Part 2: Create a Graphical Editor
- Now, using those 4 kinds of widgets and the rest of your toolkit, recreate the graphical editor of homework 1. Please keep track of how much time and effort goes into creating this editor (note, do not include the time for Part 1 of this assignment). Note that you should only do the part of assignment 1 in section 2 (requirements 2.1 to 2.9). You should not try to do selection handles or growing objects, even if you did provide these for your assignment 1 implementation. Compare the time and lines of code for this part to your answer in homework 1.
- That is, repeat requirements 4-3 and 4-5 for homework 1 for the time and lines of code you take here.
- The editor must use your graphical objects, constraints and interactors. For example, the name should be centered in the node using constraints, and objects should be created with a New behavior, moved with a Move behavior, and selected with a Choice behavior.
- You should also use constraints (if possible with your design) to connect the line style with the style of the selected object (requirement 2-7.2 in homework 1).
- There is no need to match the set of optional features that you did for homework 1, and there is no need to match the user interface of the features with the UI in homework 1. For example, you are not allowed to use an html or Swing button for the "delete" button (requirement 2-9) - you have to use a button from your toolkit.
- Add to your implementation usage of the other widgets. Make sure to use all 4 kinds. For example, you might use buttons for the line style, check boxes for filled or outlined (or both or neither), a slider for the outline width, radio buttons for the color, etc. This requirement (#2) is separate from #1 so you can have a valid comparison for the time and number of lines of code with the required parts of homework 1.
Write a Readme file
Please include a readme file in .doc, .txt or .pdf format (note: not .md format) that discusses the following:
- Describe any extra credit items you did.

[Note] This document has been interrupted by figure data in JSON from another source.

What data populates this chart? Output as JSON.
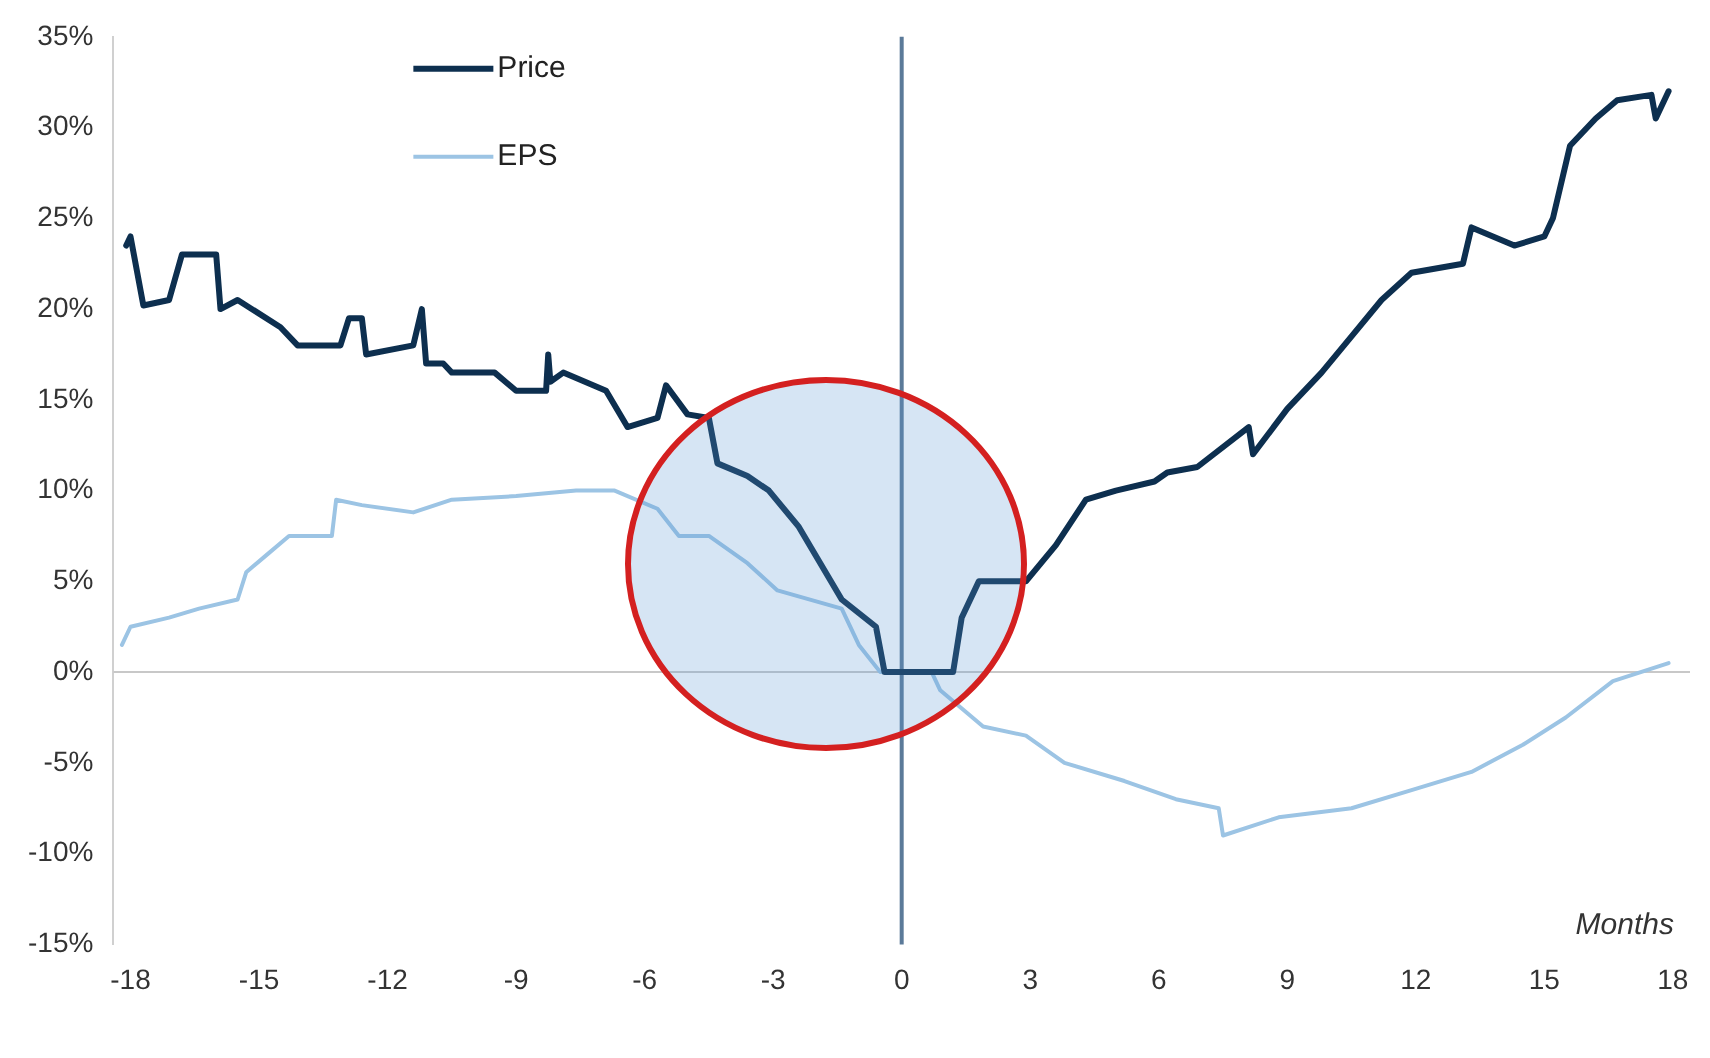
{
  "chart_data": {
    "type": "line",
    "xlabel": "Months",
    "legend": "top left",
    "grid": false,
    "marker": "none",
    "line_style": "solid",
    "xlim": [
      -18.4,
      18.4
    ],
    "xticks": [
      -18,
      -15,
      -12,
      -9,
      -6,
      -3,
      0,
      3,
      6,
      9,
      12,
      15,
      18
    ],
    "ylim": [
      -15,
      35
    ],
    "yticks": [
      {
        "value": -15,
        "label": "-15%"
      },
      {
        "value": -10,
        "label": "-10%"
      },
      {
        "value": -5,
        "label": "-5%"
      },
      {
        "value": 0,
        "label": "0%"
      },
      {
        "value": 5,
        "label": "5%"
      },
      {
        "value": 10,
        "label": "10%"
      },
      {
        "value": 15,
        "label": "15%"
      },
      {
        "value": 20,
        "label": "20%"
      },
      {
        "value": 25,
        "label": "25%"
      },
      {
        "value": 30,
        "label": "30%"
      },
      {
        "value": 35,
        "label": "35%"
      }
    ],
    "ref_lines": [
      {
        "axis": "y",
        "value": 0,
        "color": "#c8c8c8"
      },
      {
        "axis": "x",
        "value": 0,
        "color": "#5b7a99"
      }
    ],
    "series": [
      {
        "name": "Price",
        "color": "#0d2f4f",
        "x": [
          -18.1,
          -18,
          -17.7,
          -17.1,
          -16.8,
          -16,
          -15.9,
          -15.5,
          -14.5,
          -14.1,
          -13.1,
          -12.9,
          -12.6,
          -12.5,
          -11.4,
          -11.2,
          -11.1,
          -10.7,
          -10.5,
          -9.5,
          -9,
          -8.3,
          -8.25,
          -8.2,
          -7.9,
          -6.9,
          -6.4,
          -5.7,
          -5.5,
          -5,
          -4.5,
          -4.3,
          -3.6,
          -3.1,
          -2.4,
          -1.9,
          -1.4,
          -0.6,
          -0.4,
          1.2,
          1.4,
          1.8,
          2.9,
          3.6,
          4.3,
          5,
          5.9,
          6.2,
          6.9,
          8.1,
          8.2,
          9,
          9.8,
          10.5,
          11.2,
          11.9,
          13.1,
          13.3,
          14.3,
          15,
          15.2,
          15.6,
          16.2,
          16.7,
          17.5,
          17.6,
          17.9
        ],
        "values": [
          23.5,
          24,
          20.2,
          20.5,
          23,
          23,
          20,
          20.5,
          19,
          18,
          18,
          19.5,
          19.5,
          17.5,
          18,
          20,
          17,
          17,
          16.5,
          16.5,
          15.5,
          15.5,
          17.5,
          16,
          16.5,
          15.5,
          13.5,
          14,
          15.8,
          14.2,
          14,
          11.5,
          10.8,
          10,
          8,
          6,
          4,
          2.5,
          0,
          0,
          3,
          5,
          5,
          7,
          9.5,
          10,
          10.5,
          11,
          11.3,
          13.5,
          12,
          14.5,
          16.5,
          18.5,
          20.5,
          22,
          22.5,
          24.5,
          23.5,
          24,
          25,
          29,
          30.5,
          31.5,
          31.8,
          30.5,
          32
        ]
      },
      {
        "name": "EPS",
        "color": "#9cc4e4",
        "x": [
          -18.2,
          -18,
          -17.1,
          -16.4,
          -15.5,
          -15.3,
          -14.8,
          -14.3,
          -13.3,
          -13.2,
          -12.6,
          -11.4,
          -10.5,
          -9,
          -7.6,
          -6.7,
          -5.7,
          -5.2,
          -4.5,
          -3.6,
          -2.9,
          -1.4,
          -1,
          -0.5,
          0.7,
          0.9,
          1.9,
          2.9,
          3.8,
          5.2,
          6.4,
          7.4,
          7.5,
          8.8,
          10.5,
          11.9,
          13.3,
          14.5,
          15.5,
          16.6,
          17.9
        ],
        "values": [
          1.5,
          2.5,
          3,
          3.5,
          4,
          5.5,
          6.5,
          7.5,
          7.5,
          9.5,
          9.2,
          8.8,
          9.5,
          9.7,
          10,
          10,
          9,
          7.5,
          7.5,
          6,
          4.5,
          3.5,
          1.5,
          0,
          0,
          -1,
          -3,
          -3.5,
          -5,
          -6,
          -7,
          -7.5,
          -9,
          -8,
          -7.5,
          -6.5,
          -5.5,
          -4,
          -2.5,
          -0.5,
          0.5
        ]
      }
    ]
  }
}
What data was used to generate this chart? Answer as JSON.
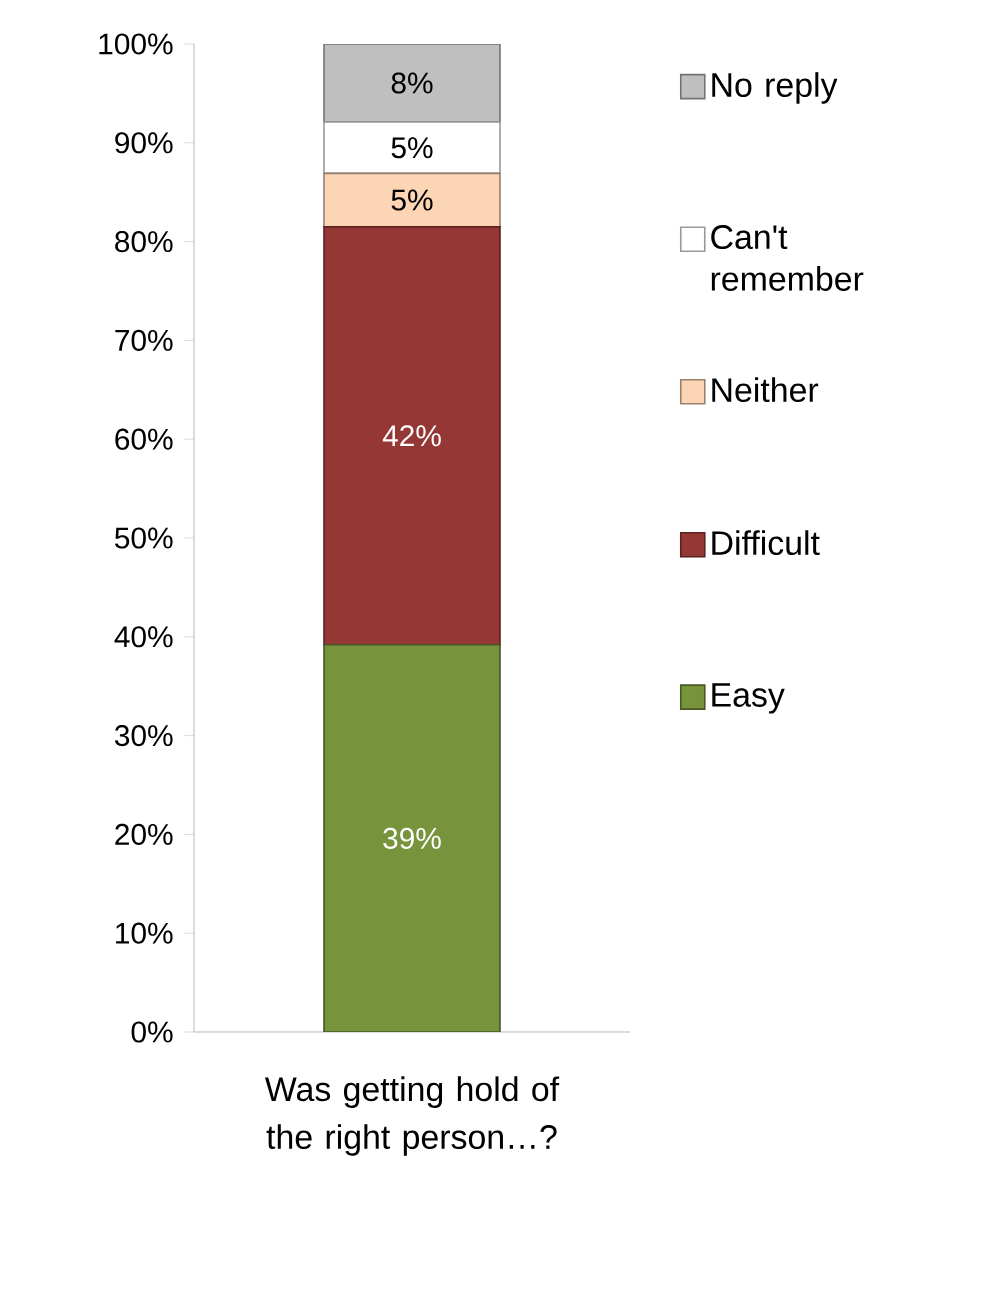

- Provide a detailed explanation of how users would use the widgets in your toolkit. For example, if the user wanted to implement their own UI, how do they use buttons, radio buttons, check boxes, a slider, etc.?
- Provide a discussion of the times and lines of code for your editor here vs. the editor from homework 1. In addition to just listing the times, discuss why they are bigger or smaller here compared with homework 1.
- Provide a more general discussion of how easy or hard it was to implement your editor. What design decisions in your toolkit made it difficult or easy to build the editor? How does the difficulty compare to the difficulty of using whatever tool you used in homework 1? How should your toolkit be improved to be easier to use?